ENTÃO falou Deus todas estas palavras, dizendo: Eu sou o SENHOR teu Deus, que te tirei da terra do Egito, da casa da servidão. (Ex 20. 1, 2)

Introdução
Em Notícia do dia 12 de outubro de 2007, o Estadão Online  trazia estampado o seguinte: Americanos conhecem mais o Big Mac do que os Dez Mandamentos. Permitam-me ler a matéria: “Em um teste, americanos lembraram os sete ingredientes de um hamburguer Big Mac, do McDonalds, e os membros do programa de TV The Brady Bunch com mais facilidade que os Dez Mandamentos da Bíblia. Uma pesquisa da Kelton Research descobriu que 80 por cento de mil consultados sabiam o nome do principal ingrediente do sanduíche – dois hambúrgueres – mas menos de seis em cada 10 sabiam do mandamento ‘não matarás’. Menos de metade dos pesquisados – 45% – podiam lembrar o mandamento ‘honra a teu pai e a tua mãe’, mas 62 por cento sabiam que há picles no Big Mac. Bobby e Peter, os nomes menos lembrados da série Brady Bunch, foram citados por 43 por cento dos consultados, superando os 34% que sabiam do mandamento ‘lembra-te do dia de sábado’ e 29% se recordaram de ‘não tomarás o nome de Deus em vão’. A pesquisa foi patrocinada pela Comissão dos Dez Mandamentos em uma ação antes do lançamento do filme animado ‘Os Dez Mandamentos’, em 2007, como parte de uma campanha on-line para aumentar o interesse pelo tema”
A Necessidade dos Dez Mandamentos.

É um axioma, isto é, uma premissa considerada necessariamente evidente e verdadeira, que toda a moralidade é fundamentada na religião, principalmente cristã. A moral é fundamentada num sistema teológico, pois deriva de um Legislador Absoluto. Não sendo assim, tem-se a relativização da moral, fazendo com que certo e errado sejam conceitos particulares, pessoais ou de uma cultura em particular. Isto implica que a moral é necessária, pois senão se instalará a desordem. Cada povo ou cultura testemunha da lei moral em seus corações: zela-se pela justiça, pelo direito; há uma separação entre o belo e o feio; entre o bom e o mau; entre o bem e o mal; entre certo e errado. Isto existe conquanto haja diferença apenas no grau quanto a deveres morais específicos. O apóstolo Paulo a isto chama de “obra da lei escrita em seus corações” (Rm 2. 14, 15) testificando desta lei a própria consciência.

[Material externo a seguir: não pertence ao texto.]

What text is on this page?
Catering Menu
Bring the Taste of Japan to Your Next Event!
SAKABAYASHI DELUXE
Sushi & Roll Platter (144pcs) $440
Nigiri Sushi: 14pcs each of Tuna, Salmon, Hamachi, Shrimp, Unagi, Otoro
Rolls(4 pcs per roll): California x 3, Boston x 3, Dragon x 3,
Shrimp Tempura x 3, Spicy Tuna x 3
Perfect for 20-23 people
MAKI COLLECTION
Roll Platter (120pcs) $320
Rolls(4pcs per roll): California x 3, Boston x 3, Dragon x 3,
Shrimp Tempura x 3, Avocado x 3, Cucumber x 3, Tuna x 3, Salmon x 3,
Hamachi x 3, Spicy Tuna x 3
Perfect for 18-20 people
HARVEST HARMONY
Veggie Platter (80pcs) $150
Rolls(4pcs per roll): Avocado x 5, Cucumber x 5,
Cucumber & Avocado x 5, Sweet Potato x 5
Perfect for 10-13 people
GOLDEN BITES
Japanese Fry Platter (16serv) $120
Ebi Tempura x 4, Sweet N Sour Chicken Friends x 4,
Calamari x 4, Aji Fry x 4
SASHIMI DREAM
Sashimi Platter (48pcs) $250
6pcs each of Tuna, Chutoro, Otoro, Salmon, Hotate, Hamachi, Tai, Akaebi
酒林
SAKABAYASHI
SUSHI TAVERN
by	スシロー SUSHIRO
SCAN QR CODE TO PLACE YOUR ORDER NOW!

Qual a necessidade, então, por que Deus daria mandamentos revelados escritos?  Por que há no Ser Humano a tendência para o erro e a prática da injustiça; há nele uma corrupção tal que, deixando de lado toda e qualquer Lei, fazem-se leis para si; assim, corrompem-se na devassidão e na idolatria. João Calvino, neste aspecto, comenta que na Lei de Deus, Deus.

Atribuindo-se em primeiro lugar a autoridade de governar, nos ensina o temor e a reverência que devemos a sua divina majestade, e nos ensina em que consiste esta reverência. Logo, ao promulgar a regra da justiça (a qual nossa má e corrompida natureza é perpetuamente contrária e sente repugnância da mesma, não podendo corresponder a ela com a perfeição, por ser muito débil a nossa possibilidade de fazer o bem) nos convence de nossa impotência e da injustiça que existe em nós (Inst. II, viii, 1)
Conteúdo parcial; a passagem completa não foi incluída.